E como foi esse tour pelo velho continente? O que puderam trazer como aprendizado e qual a distância da cena de lá para a nossa?
Henrique Monteiro: Essa turnê foi um marco para a banda, tivemos muita dor de cabeça para poder organizar, mas mesmo assim com muita ansiedade de conhecer e fazer o som em outros países deu tudo certo. A experiência é magnífica, tanto para a banda quanto para o pessoal dos membros. Sofremos com os extremos do clima, já que acostumados com 33, 35 graus do nosso Ceará, pulamos para até 3 graus. As diferentes línguas e culturas que também nos enriqueceram bastante. Junto com Xandão do Andralls, nosso brother, tivemos um grande aprendizado além de um grande conhecedor das diversas culturas, que nos deu um “UP” no quesito profissionalismo coisa que no Brasil ainda estamos um pouco longe, tanto no nível do equipamento, quanto dos espaços, organizadores e até do próprio headbanger. Uma das mais marcantes diferenças entre a “cena” era a união, dos bangers indiferente de estilos e a ânsia dos mesmos por materiais das bandas quando curtiam, queriam levar tudo de CDs, camisas, patches, tudo de merchandising para ajudar a banda. Outra diferença eram os eventos que rolavam tranquilos na maioria dos dias da semana.

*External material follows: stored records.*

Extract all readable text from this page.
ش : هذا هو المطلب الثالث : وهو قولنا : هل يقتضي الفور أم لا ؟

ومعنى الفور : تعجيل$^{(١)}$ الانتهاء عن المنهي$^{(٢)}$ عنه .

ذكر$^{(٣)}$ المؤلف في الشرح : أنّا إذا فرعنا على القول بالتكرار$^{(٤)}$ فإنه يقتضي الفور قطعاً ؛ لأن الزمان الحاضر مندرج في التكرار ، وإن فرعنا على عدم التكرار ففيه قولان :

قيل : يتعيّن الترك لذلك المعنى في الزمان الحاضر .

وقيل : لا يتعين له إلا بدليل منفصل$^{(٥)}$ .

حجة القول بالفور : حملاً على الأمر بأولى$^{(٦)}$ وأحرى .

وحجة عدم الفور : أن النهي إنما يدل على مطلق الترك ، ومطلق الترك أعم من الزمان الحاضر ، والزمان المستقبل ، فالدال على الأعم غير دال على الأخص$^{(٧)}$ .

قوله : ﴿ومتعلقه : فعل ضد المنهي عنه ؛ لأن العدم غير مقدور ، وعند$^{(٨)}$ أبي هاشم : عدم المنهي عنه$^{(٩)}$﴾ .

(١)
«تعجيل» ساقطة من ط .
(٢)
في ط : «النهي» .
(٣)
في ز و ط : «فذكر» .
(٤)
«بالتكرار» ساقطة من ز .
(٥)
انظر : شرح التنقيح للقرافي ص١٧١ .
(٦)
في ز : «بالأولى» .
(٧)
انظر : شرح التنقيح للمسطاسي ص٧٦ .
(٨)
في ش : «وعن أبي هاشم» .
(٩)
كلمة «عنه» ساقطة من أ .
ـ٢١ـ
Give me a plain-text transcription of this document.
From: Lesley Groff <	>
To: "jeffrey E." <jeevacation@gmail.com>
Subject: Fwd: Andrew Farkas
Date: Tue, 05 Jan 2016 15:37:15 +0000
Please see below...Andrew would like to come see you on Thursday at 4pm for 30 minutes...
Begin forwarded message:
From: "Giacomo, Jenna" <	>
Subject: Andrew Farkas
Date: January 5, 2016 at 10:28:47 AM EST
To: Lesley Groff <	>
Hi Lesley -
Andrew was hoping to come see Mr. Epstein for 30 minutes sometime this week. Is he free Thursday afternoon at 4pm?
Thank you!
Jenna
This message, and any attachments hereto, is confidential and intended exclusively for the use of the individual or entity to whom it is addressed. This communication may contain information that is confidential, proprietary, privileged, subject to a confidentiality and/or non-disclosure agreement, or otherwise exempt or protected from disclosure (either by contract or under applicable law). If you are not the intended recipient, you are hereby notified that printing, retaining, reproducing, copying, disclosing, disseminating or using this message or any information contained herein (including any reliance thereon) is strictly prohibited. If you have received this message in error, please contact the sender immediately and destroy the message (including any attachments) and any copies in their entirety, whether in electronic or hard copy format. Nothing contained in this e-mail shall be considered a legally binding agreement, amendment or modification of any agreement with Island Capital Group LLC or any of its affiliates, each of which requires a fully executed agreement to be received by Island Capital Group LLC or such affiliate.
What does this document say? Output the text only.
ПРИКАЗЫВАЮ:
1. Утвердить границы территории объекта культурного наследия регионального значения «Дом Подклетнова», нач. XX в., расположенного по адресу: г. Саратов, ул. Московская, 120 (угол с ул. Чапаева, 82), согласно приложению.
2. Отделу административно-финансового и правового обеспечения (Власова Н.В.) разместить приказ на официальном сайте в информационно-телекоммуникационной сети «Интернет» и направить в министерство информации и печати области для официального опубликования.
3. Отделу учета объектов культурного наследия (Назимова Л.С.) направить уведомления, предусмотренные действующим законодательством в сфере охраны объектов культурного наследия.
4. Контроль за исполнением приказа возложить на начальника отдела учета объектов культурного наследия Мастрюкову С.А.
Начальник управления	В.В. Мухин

E como foi todo esse processo, desde o início na concepção do disco?
Rodrigo: Desde que o “Die to Kill” chegou a nossas mãos, tivemos bastante críticas positivas, bastante gente procurando o CD, vários shows surgiram, mesmo que ele não tenha saído 100% do jeito que queríamos principalmente por que quando começamos os shows de lançamento com o CD, já estávamos em outra formação, totalmente em outra vibe do som.